Franceschelli: “Portare i problemi reali alla politica, e trasformarli in soluzioni”
Il senatore Franceschelli ha sottolineato l’importanza di trasformare le segnalazioni dal territorio e il lavoro di documentazione in azioni concrete, ricordando che il compito della politica non può ridursi alla produzione di norme, ma deve tradursi in risultati verificabili e monitorati nel tempo. Nel ragionamento entra anche il contesto agricolo che cambia: tempi di raccolta sempre più stretti e bisogno di manodopera in picchi rapidi. Un quadro che rende ancora più urgente, secondo Franceschelli, intervenire con strumenti rapidi e praticabili, tutelando lavoratori e imprese che rispettano le regole.
Brigate del Lavoro e “sindacato di strada”
Nella seconda parte della puntata, “Sette Giorni” è entrata ancora una volta, dopo il reportage L’altra faccia della vendemmia, nel lavoro sul campo con le Brigate del Lavoro, la campagna della Flai Cgil che ha unito presenza nei luoghi di reclutamento, distribuzione di materiale informativo anche in lingua e ascolto diretto dei lavoratori.
Biagianti ha raccontato che in provincia di Siena, in molti casi, il reclutamento avviene all’interno dei centri di accoglienza straordinaria (CAS), mentre nell’area dell’Amiata grossetana i lavoratori spesso vivono in abitazioni messe a disposizione dai datori di lavoro. In entrambi i casi, uno degli aspetti decisivi è la fragilità linguistica e burocratica che rende i lavoratori più esposti.
Un punto centrale emerso nel racconto è la necessità di costruire fiducia: la presenza di mediatori culturali e l’attività “di strada” hanno permesso, nelle settimane successive, di avviare contatti e prendere in carico situazioni anche sul fronte dei diritti e delle pratiche (permessi, servizi, assistenza burocratica).
“Il reclutamento può partire subito”
Biagianti ha evidenziato come lo sfruttamento possa coinvolgere anche chi è arrivato da pochissimo in Italia: ragazzi intercettati a ridosso dei centri di accoglienza e inseriti quasi immediatamente nel circuito del lavoro agricolo. Un elemento che, secondo il sindacato, indica la presenza di meccanismi organizzati e di reti che indirizzano i flussi di manodopera.
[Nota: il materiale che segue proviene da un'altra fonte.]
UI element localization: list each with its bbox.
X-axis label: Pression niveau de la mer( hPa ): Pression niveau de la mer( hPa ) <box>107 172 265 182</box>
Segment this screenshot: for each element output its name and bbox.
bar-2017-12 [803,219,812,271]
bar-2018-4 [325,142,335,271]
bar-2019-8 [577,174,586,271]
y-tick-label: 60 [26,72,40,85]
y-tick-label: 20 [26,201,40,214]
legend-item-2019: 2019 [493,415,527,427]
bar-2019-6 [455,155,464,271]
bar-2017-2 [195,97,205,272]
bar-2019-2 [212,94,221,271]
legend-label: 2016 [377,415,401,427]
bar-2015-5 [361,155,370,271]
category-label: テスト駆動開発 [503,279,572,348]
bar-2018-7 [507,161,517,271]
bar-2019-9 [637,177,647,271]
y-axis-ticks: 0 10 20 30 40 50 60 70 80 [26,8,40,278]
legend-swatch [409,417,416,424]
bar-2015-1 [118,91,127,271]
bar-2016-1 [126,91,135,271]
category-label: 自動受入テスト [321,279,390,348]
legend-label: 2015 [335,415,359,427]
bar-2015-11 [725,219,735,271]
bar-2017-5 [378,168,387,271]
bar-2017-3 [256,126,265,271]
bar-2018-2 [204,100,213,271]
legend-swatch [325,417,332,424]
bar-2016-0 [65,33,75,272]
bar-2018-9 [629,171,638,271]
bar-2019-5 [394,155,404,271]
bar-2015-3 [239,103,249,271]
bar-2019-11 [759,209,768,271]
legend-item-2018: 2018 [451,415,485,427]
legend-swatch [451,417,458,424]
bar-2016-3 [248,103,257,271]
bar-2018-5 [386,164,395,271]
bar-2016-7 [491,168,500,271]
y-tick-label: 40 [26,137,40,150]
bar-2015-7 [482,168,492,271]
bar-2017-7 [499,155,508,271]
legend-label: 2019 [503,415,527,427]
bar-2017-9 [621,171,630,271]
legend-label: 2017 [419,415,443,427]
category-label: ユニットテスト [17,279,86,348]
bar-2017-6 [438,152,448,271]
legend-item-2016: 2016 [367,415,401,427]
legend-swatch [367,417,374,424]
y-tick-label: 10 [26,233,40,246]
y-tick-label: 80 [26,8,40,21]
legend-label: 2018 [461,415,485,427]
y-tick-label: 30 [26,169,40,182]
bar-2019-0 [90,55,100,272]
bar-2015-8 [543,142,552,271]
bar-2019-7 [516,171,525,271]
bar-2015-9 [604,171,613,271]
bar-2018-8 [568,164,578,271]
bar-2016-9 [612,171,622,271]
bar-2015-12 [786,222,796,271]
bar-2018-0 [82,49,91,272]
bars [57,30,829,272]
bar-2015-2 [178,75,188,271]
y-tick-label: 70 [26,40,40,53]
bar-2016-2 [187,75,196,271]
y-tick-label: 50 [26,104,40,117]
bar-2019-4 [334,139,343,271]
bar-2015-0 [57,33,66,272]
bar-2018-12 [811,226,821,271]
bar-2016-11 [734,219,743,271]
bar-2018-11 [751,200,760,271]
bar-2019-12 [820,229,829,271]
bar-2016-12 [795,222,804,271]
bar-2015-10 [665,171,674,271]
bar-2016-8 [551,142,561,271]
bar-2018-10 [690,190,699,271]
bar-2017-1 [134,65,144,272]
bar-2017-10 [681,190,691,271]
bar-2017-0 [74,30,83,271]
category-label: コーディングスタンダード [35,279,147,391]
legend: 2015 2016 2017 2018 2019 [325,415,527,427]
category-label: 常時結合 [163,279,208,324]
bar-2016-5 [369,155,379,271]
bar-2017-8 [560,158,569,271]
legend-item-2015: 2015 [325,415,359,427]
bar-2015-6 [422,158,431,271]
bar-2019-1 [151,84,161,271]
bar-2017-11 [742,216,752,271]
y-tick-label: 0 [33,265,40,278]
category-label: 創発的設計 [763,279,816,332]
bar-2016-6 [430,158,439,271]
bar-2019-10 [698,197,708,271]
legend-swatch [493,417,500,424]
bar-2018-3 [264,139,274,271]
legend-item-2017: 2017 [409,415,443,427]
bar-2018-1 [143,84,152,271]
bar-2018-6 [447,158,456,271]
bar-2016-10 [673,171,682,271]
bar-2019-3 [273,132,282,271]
La richiesta: “Risultati e strumenti misurabili”
In chiusura, Biagianti ha ribadito la priorità: “concretezza”. L’obiettivo, ha spiegato, è far sì “che il percorso avviato produca risultati e strumenti correttivi reali, con parametri in grado di verificare la coerenza tra fabbisogno di manodopera e attività agricola, rendendo più difficile l’occultamento di lavoro irregolare”.